I think he was right to make those changes. They make sense. As of the other monsters in the film that Godzilla will find himself facing off with, he went on to talk about the design that was created for Rodan, saying:

"I tried to come up with a look for him that felt like something that could have crawled out of a volcano. So, [in] the look of his scales, even the color of his body, there are elements of volcanic rock, because I wanted to create a creature that looked like it could live inside a volcano if it had to," the director said. "But also, it's meant to look like something Mother Nature could have created."

He then discussed the creation of Mothra and what he and his team were trying to do with bringing her to life. One thing they wanted to make sure of is that she would have been able to put up a good fight against the King of the Monsters:

"For Mothra, I tried to capture the power of the original Mothra with her color palette, making sure that she had the eye spots on her wings. The eye spots are designed to look like Godzilla's eyes, because I wanted to create a connection between Mothra and Godzilla.
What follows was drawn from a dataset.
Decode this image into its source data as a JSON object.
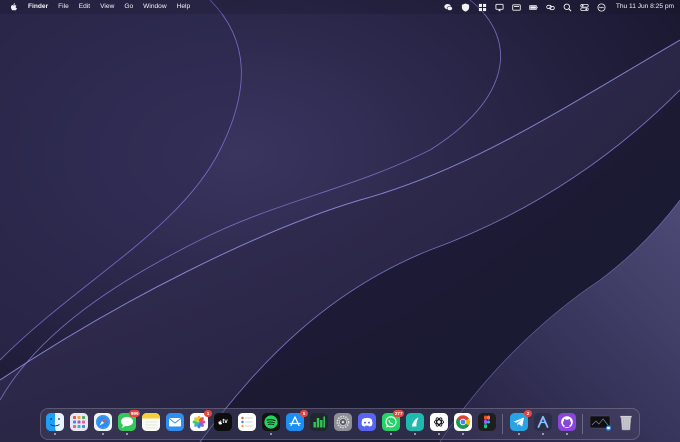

I tried to make her look more like a traditional insect that exists in the world, but also gave her slightly larger feet because I wanted her to be able to defend herself and fight with the other creatures that she had to, and if she didn't have longer legs or claws, she'd be too vulnerable.”
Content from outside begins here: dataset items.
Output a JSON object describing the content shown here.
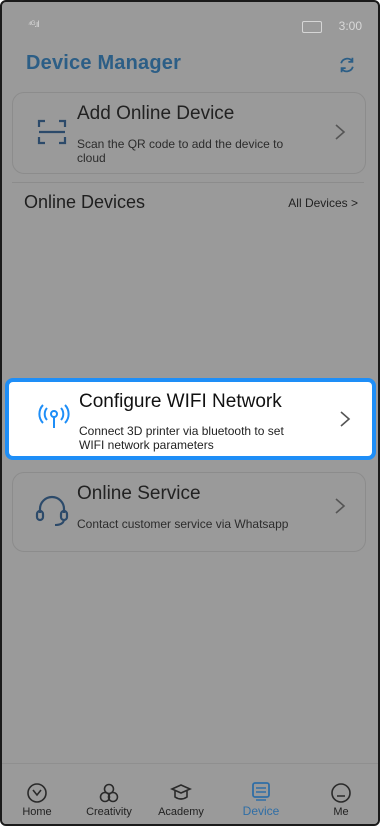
{
  "status_bar": {
    "signal": "⁴ᴳ.ıl",
    "time": "3:00"
  },
  "header": {
    "title": "Device Manager"
  },
  "add_device": {
    "title": "Add Online Device",
    "subtitle_line1": "Scan the QR code to add the device to",
    "subtitle_line2": "cloud"
  },
  "online_devices": {
    "title": "Online Devices",
    "link": "All Devices >"
  },
  "configure_wifi": {
    "title": "Configure WIFI Network",
    "subtitle_line1": "Connect 3D printer via bluetooth to set",
    "subtitle_line2": "WIFI network parameters"
  },
  "online_service": {
    "title": "Online Service",
    "subtitle": "Contact customer service via Whatsapp"
  },
  "tabs": [
    {
      "label": "Home",
      "icon": "home-icon"
    },
    {
      "label": "Creativity",
      "icon": "creativity-icon"
    },
    {
      "label": "Academy",
      "icon": "academy-icon"
    },
    {
      "label": "Device",
      "icon": "device-icon",
      "active": true
    },
    {
      "label": "Me",
      "icon": "me-icon"
    }
  ],
  "colors": {
    "accent": "#1e8ef7",
    "title": "#2c5e86",
    "active_tab": "#2f6ea6",
    "overlay": "#9a9a9a"
  }
}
"If you look at moths in nature, they do have very long legs, so I tried to create something that was beautiful, and feminine, and elegant, and looked like a true goddess, but also dangerous if she had to be."
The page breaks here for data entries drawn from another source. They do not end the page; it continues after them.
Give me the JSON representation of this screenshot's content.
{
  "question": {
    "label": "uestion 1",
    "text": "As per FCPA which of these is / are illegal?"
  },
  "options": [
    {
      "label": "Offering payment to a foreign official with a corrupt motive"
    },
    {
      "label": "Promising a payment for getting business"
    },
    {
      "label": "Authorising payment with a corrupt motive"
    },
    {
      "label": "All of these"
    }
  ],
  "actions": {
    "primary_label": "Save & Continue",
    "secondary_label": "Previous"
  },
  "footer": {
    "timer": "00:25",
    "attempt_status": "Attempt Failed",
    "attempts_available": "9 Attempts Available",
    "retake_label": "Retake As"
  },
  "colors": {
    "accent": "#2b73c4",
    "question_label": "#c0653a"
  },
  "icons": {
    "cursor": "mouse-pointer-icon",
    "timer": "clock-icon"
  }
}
Finally there’s Ghidorah, one of Godzilla’s greatest foes. One of the things I loved about what they did with this character was give each head of the giant creature a distinct look and personality:

"The fun of [Ghidorah] was trying to create a dragon which was unique but clearly Ghidorah. So his wings are different, but also something that could take flight and own the skies if he had to. The other fun thing we did is we gave each head its own different personality, so each head is a little bit different than the other one. I like to think that the center head is the smartest, alpha head. Of the three, he's the one who's really in charge, and the other two are sort of his lackeys.”

"Again, each creature had to be unique from the other, but also pay tribute to all the creatures that came before. We worked closely with Toho to make sure it lived up to their standards, so that's why he has to have two spiked spiked tails and his golden colors. To do that, we looked at a lot of different animals in nature, so different reptiles, different lizards and snakes, cobras, especially king cobras, [and studied] their scales to craft something that looks like it could be realistic. The big rule for all the creatures was, if they discovered the fossils for these creatures, you would believe that they could have existed."

That’s pretty rad. It’s good to know that they put a lot of thought, care, and detail into the creation of these creatures. Hopefully, it all pays off when we go see the movie!

Godzilla: King of the Monsters stars Millie Bobby Brown, Vera Farmiga, Sally Hawkins, Kyle Chandler, O'Shea Jackson Jr., Ken Watanabe, and Bradley Whitford, and it’s currently scheduled to hit theaters May 31, 2019.